VPC Configuration
- VPC CIDR:
10.0.0.0/16
- Region 1:
10.0.0.0/24
(public),10.0.64.0/24
(private) - Region 2:
10.0.16.0/24
(public),10.0.80.0/24
(private) - Region 3:
10.0.32.0/24
(public),10.0.96.0/24
(private)
EC2 Configuration
- Instance A: Deployed on private subnet
10.0.64.0/24
in Region 1. Acts as the control-plane node in my kubernetes cluster. - Instance B: Deployed on private subnet
10.0.96.0/24
in Region 3. Acts as the worker node in my kubernetes cluster. - Instance C: Deployed on public subnet
10.0.16.0/24
in Region 2. Acts as the worker node in my kubernetes cluster. - Instance D: Deployed on public subnet
10.0.0.0/24
in Region 1. Acts as the test machine.
Kubernetes Setup
I've setup a kubernetes cluster with a Instance A as the master node, Instance B as the private worker node and Instance C as the public worker node. I'm using Cilium CNI with VXLAN routing and I've enabled Cilium's L2Annoucements feature. I've deployed a nginx deployement with an nginx service called nginx-svc
of type LoadBalancer
. I've also created a CiliumLoadBalancerIPPool
resource in my cluster that will grant any services an External IP
from subnet 10.0.128.0/24
to services of type LoadBalancer
.
I chose
10.0.128.0/24
because it was unused and wouldn't conflict with my existing VPC subnets.
Problem
As expected, my nginx-svc
received an External IP
from the virtual subnet 10.0.128.0/24
. Let's say this External IP
was 10.0.128.1
. When I do a curl http://10.0.128.1
from Instance A, Instance B and Instance C, I'm able to access my nginx-svc
. However, when I do curl http://10.0.128.1
on Instance D that isn't joined to my kubernetes cluster I'm unable to access the service and the request times out. This is the problem. I've read into how the L2Annoucement feature works and it does so by sending an ARP
reply to the router responsible for LAN CIDR (such as 10.0.0.0/16 in AWS case) to make it aware of the usage of virtual IP 10.0.128.1
such that ARP
requests from other instances (Instance A,B,C,D) within the same LAN (10.0.0.0/16
) are forwarded to the MAC
address of instance running the service.
This exact same setup works locally when I run it on QEMU and I'm able to access 10.0.128.1
even from virtual machines that are not joined into the cluster but this fails when running on AWS VPC. I am not entirely sure why this fails on AWS VPC.

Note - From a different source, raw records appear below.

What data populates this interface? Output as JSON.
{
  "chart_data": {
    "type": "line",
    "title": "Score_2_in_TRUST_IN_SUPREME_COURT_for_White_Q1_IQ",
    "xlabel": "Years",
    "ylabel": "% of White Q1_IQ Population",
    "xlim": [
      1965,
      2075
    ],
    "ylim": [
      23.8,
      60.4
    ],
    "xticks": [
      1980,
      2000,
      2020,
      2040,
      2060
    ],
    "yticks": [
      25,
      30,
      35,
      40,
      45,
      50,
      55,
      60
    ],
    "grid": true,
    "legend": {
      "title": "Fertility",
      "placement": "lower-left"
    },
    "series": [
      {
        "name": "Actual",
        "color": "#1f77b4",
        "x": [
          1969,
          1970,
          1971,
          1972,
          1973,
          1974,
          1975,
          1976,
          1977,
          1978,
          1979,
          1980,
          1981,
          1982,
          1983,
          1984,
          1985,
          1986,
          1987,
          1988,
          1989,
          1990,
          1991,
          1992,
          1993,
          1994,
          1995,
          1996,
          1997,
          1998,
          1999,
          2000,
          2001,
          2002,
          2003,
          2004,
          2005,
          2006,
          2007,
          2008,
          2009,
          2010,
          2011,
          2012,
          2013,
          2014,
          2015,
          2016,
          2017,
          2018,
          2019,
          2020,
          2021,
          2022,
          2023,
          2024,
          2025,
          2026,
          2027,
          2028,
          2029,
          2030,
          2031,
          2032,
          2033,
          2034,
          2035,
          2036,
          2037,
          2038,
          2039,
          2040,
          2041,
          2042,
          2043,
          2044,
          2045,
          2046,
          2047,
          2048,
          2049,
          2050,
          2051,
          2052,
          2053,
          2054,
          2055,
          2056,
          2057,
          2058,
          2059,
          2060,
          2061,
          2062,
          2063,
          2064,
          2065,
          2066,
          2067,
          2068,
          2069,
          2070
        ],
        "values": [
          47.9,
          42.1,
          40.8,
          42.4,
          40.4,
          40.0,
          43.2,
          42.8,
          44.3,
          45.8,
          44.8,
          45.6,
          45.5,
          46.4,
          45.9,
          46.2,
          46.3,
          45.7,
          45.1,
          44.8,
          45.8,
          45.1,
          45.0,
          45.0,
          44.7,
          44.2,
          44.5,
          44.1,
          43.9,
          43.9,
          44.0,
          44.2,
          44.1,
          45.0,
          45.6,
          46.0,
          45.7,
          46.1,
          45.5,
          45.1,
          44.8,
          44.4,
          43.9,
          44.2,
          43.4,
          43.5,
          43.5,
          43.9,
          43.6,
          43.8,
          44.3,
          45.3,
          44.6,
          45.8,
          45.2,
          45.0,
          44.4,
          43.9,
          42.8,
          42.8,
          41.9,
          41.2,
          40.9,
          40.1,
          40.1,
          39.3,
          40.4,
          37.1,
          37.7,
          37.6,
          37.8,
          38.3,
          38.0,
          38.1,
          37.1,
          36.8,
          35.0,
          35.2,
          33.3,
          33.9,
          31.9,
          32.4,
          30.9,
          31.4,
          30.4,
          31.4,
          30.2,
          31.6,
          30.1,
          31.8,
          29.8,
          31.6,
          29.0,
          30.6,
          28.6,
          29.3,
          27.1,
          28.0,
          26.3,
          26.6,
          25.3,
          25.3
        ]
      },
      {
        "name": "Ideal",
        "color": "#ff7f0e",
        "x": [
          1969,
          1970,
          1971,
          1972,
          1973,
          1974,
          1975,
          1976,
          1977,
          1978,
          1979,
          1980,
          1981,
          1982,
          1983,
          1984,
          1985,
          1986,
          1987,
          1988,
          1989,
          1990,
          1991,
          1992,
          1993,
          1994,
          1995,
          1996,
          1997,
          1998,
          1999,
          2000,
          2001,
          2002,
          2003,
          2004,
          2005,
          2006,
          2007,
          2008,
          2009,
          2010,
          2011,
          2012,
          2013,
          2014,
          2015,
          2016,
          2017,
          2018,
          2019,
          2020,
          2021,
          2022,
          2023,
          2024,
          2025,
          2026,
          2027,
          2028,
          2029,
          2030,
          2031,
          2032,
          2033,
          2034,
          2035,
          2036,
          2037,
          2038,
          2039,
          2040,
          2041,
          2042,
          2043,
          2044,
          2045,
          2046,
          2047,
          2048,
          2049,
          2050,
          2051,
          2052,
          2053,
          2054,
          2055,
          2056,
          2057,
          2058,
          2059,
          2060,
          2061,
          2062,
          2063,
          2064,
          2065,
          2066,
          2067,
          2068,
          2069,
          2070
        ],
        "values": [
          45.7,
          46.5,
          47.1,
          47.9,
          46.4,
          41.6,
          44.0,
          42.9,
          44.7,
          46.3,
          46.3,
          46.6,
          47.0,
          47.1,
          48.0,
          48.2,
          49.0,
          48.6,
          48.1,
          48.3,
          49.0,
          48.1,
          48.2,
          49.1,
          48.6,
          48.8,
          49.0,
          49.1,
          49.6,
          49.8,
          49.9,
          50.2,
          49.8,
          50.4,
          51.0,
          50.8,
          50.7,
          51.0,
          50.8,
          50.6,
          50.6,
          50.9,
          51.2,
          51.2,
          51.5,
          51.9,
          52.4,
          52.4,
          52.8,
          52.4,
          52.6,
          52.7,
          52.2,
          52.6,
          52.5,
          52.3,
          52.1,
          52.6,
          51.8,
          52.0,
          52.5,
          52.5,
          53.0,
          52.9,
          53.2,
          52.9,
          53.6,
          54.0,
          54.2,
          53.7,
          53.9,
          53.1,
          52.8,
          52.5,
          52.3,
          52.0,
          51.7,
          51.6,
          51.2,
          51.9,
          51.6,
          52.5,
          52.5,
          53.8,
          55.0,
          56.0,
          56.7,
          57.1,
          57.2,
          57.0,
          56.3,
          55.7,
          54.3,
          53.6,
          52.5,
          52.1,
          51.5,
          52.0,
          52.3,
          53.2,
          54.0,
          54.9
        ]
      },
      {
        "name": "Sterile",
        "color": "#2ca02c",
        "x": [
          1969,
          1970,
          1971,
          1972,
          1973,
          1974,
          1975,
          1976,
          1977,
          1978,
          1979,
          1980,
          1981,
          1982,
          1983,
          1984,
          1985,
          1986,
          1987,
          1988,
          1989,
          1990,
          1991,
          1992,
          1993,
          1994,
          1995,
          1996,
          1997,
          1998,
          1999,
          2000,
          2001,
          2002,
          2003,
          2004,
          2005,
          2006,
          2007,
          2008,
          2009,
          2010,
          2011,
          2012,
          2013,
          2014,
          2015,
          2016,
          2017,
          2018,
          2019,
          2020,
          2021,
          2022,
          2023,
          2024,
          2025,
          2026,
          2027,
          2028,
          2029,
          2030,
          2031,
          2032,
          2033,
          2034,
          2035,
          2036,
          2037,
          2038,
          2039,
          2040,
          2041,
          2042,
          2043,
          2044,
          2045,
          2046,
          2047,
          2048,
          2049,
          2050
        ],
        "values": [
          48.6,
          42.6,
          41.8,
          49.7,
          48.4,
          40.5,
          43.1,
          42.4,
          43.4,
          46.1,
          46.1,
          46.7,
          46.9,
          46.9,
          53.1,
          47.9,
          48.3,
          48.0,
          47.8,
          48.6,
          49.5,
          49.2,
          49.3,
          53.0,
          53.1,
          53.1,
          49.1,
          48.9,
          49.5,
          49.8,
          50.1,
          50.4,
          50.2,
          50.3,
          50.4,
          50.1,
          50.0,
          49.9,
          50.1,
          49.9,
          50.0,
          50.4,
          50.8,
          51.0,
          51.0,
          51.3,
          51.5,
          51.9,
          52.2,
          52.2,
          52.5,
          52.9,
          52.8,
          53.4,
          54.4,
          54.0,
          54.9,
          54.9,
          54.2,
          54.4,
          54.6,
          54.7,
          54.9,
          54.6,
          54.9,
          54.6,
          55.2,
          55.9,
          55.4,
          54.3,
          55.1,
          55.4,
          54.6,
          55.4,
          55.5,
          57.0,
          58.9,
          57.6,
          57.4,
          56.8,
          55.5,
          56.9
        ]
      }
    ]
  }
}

The reason I want to to access service running on the virtual IP 10.0.128.1
from Instance D which isn't joined to the cluster is so I can create a DNAT/SNAT rule on Instance D via iptables and have it forward traffic from/to it's public IPv4 address to/from the private service address 10.0.128.1
accessible via LAN/VPC thereby simulating a public facing service.